Genau wie der Lunga di Napoli hat er nur wenig Kerne und ein kräftig oranges, schönes Fruchtfleisch. Das macht ihn zu einem exzellenten „Allrounder” in der Küche. Erleichternd hinzu kommt, dass sich die glatte – nicht essbare – Schale leicht mit einem Sparschäler entfernen lässt.

Wissenswert

Power von Kürbis
Kürbisse sind nicht nur hübsch anzusehen: Das leckere Fruchtgemüse ist auch gesund und steckt voller wichtiger Vitamine und Nährstoffe, die einen wohlbehalten durch Herbst und Winter bringen. Dazu sind Kürbisse kalorienarm. Sie liefern Beta-Karotin, Kalzium, Eisen, Magnesium und sättigende Ballaststoffe.
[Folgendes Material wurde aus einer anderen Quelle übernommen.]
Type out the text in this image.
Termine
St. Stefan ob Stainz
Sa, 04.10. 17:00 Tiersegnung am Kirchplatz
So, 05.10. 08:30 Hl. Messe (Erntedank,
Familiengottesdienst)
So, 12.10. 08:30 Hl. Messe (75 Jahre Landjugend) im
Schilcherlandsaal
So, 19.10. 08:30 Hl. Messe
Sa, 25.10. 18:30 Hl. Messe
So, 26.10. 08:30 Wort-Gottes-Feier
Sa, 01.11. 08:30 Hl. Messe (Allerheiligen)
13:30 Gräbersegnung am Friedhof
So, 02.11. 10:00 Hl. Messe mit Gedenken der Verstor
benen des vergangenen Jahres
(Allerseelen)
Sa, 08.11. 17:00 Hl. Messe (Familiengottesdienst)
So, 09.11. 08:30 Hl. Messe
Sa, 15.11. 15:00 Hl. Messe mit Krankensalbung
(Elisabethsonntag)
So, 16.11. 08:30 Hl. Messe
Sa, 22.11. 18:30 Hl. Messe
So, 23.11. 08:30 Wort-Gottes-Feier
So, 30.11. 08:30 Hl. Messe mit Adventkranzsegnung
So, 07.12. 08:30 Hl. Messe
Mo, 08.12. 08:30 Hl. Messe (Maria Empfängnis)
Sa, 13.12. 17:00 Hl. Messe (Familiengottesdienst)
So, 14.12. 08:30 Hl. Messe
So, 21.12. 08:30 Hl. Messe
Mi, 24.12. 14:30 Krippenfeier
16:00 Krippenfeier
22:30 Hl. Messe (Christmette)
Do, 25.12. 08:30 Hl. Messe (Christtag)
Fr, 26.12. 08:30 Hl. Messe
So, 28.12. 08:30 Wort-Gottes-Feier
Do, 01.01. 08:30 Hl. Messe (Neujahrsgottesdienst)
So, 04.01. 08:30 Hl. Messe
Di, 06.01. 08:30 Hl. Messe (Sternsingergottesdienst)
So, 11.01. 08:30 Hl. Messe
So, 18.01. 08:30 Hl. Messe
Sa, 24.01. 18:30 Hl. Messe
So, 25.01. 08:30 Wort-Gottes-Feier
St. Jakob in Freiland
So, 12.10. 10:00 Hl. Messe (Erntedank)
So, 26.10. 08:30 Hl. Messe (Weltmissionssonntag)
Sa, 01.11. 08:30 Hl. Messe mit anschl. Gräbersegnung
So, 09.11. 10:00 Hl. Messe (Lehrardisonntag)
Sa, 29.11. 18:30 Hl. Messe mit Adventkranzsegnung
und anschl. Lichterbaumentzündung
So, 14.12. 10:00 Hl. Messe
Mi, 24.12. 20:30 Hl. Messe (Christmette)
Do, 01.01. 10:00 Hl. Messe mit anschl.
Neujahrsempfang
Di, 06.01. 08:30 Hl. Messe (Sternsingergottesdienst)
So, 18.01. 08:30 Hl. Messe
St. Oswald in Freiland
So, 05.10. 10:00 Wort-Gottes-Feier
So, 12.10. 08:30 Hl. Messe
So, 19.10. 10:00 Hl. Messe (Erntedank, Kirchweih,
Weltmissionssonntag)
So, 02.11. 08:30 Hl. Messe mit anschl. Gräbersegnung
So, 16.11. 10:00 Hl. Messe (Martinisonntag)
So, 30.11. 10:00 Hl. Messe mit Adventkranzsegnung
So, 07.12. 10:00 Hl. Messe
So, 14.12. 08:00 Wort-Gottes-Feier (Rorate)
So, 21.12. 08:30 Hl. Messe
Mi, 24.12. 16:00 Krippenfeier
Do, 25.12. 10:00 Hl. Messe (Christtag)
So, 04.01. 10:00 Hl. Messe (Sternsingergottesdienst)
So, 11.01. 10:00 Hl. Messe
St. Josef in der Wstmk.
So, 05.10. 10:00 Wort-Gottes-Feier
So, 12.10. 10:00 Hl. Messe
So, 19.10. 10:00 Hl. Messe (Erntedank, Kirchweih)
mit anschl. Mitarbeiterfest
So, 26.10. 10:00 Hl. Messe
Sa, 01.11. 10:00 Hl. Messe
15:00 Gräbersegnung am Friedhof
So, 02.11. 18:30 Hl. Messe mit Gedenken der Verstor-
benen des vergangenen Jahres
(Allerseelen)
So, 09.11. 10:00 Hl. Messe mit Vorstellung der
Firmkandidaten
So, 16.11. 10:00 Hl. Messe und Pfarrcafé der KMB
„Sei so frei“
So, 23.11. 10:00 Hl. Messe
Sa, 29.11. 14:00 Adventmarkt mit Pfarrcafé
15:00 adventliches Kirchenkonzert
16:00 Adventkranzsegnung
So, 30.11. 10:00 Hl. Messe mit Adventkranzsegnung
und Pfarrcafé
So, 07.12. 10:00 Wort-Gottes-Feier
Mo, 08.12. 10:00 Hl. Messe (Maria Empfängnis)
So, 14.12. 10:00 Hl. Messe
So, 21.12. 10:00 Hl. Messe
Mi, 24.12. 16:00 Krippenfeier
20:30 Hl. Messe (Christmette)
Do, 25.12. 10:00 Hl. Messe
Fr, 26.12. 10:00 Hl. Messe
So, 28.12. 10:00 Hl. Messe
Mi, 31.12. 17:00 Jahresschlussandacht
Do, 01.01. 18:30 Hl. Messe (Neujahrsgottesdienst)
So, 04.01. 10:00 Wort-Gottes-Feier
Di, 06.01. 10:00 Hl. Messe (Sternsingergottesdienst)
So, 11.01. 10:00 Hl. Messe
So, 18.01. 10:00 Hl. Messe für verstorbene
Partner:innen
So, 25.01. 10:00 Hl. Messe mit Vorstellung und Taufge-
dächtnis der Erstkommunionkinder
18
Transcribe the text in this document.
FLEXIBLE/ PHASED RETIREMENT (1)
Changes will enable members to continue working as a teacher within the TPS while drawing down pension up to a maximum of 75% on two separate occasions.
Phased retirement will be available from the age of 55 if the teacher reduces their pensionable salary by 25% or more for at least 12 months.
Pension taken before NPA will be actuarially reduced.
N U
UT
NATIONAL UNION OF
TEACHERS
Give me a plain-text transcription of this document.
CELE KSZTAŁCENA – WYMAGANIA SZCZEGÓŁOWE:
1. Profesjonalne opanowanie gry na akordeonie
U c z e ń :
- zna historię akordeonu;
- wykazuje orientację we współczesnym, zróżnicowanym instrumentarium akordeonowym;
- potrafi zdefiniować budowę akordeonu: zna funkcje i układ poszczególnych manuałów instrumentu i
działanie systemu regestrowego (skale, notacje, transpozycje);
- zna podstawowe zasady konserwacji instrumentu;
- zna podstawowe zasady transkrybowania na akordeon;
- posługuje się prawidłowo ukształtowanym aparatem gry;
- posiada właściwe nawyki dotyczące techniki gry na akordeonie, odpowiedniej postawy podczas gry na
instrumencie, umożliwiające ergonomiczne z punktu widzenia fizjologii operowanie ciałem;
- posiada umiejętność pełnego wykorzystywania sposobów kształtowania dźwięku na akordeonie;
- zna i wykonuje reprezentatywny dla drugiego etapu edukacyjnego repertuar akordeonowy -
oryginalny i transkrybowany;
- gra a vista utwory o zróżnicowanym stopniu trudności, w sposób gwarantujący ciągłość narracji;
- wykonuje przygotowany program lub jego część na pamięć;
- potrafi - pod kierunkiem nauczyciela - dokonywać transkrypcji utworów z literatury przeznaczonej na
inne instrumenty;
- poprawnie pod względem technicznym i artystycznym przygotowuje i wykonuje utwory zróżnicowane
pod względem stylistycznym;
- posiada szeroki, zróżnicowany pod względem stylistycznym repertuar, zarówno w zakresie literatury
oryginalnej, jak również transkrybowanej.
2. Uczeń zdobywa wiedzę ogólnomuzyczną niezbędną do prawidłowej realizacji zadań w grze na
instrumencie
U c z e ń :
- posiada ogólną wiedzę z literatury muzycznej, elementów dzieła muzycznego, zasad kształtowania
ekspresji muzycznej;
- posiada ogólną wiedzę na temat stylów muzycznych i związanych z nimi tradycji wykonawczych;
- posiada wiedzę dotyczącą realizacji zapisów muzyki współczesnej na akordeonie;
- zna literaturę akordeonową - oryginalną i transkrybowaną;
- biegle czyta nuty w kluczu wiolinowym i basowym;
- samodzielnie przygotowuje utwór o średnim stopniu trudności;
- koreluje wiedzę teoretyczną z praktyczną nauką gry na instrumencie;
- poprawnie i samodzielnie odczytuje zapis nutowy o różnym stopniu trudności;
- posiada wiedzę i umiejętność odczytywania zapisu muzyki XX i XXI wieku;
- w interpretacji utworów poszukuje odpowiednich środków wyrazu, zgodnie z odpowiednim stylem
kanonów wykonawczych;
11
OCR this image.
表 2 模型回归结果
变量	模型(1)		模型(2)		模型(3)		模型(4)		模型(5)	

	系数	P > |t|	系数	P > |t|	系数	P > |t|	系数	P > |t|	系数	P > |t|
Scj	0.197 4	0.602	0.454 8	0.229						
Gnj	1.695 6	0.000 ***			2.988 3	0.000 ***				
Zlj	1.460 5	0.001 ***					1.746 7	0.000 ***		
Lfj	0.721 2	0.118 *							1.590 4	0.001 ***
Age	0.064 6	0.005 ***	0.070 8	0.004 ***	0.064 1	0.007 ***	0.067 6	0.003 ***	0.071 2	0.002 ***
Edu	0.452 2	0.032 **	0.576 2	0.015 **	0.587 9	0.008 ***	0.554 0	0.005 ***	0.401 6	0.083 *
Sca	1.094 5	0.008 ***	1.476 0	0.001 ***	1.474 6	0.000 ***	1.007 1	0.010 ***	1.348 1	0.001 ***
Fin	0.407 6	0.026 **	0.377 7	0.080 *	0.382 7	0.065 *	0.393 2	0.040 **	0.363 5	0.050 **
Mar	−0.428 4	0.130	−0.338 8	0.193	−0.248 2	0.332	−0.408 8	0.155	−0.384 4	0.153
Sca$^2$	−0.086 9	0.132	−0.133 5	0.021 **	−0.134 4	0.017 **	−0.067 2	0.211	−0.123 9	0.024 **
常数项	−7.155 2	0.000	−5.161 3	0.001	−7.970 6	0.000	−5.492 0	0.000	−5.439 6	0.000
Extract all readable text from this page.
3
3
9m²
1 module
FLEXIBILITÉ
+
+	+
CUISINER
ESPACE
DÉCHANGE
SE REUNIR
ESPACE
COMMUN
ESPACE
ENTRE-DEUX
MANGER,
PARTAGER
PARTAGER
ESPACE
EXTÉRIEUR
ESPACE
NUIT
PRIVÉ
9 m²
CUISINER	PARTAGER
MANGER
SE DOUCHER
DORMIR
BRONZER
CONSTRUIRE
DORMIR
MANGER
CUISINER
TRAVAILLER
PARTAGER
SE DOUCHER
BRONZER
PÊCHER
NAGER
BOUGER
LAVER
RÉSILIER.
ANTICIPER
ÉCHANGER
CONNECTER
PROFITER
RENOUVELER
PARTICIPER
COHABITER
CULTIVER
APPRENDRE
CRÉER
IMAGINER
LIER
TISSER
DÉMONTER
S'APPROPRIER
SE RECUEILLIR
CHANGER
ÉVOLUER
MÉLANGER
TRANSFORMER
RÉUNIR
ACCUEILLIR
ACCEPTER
Besonders viele wertvolle Stoffe stecken übrigens in den Kürbiskernen oder im Kürbiskernöl.

Kürbissaison
Die Kürbissaison erstreckt sich je nach Kürbissorte von Juli bis Dezember, beginnt meist mit dem Hokkaido und endet mit Winterkürbissen, wie Bischofsmütze, Muskatkürbis und anderen.

Einkauf von Kürbis
Beim Kürbiskauf sollte man darauf achten, ein unversehrtes Exemplar mit Stiel zu kaufen, damit es nicht austrocknet. Die Reife lässt sich bei den meisten Kürbissorten am besten mittels Klopfprobe erkennen. Wenn man mit dem Finger leicht auf die Schale klopft und ein hohles Geräusch ertönt, sollte man zugreifen.

Lagerung von Kürbis
Wintersorten sind oft – an einem kühlen und trockenen Ort gelagert – bis zu mehrere Monate lagerfähig. Bereits geschnittener Kürbis kann in Folie gewickelt einige Tage im Kühlschrank aufbewahrt werden.

Tipp
Kürbis lässt sich hervorragend einfrieren. Kürbis schälen und die Kerne entfernen, dann in Würfel schneiden. Das ist später leichter zu portionieren.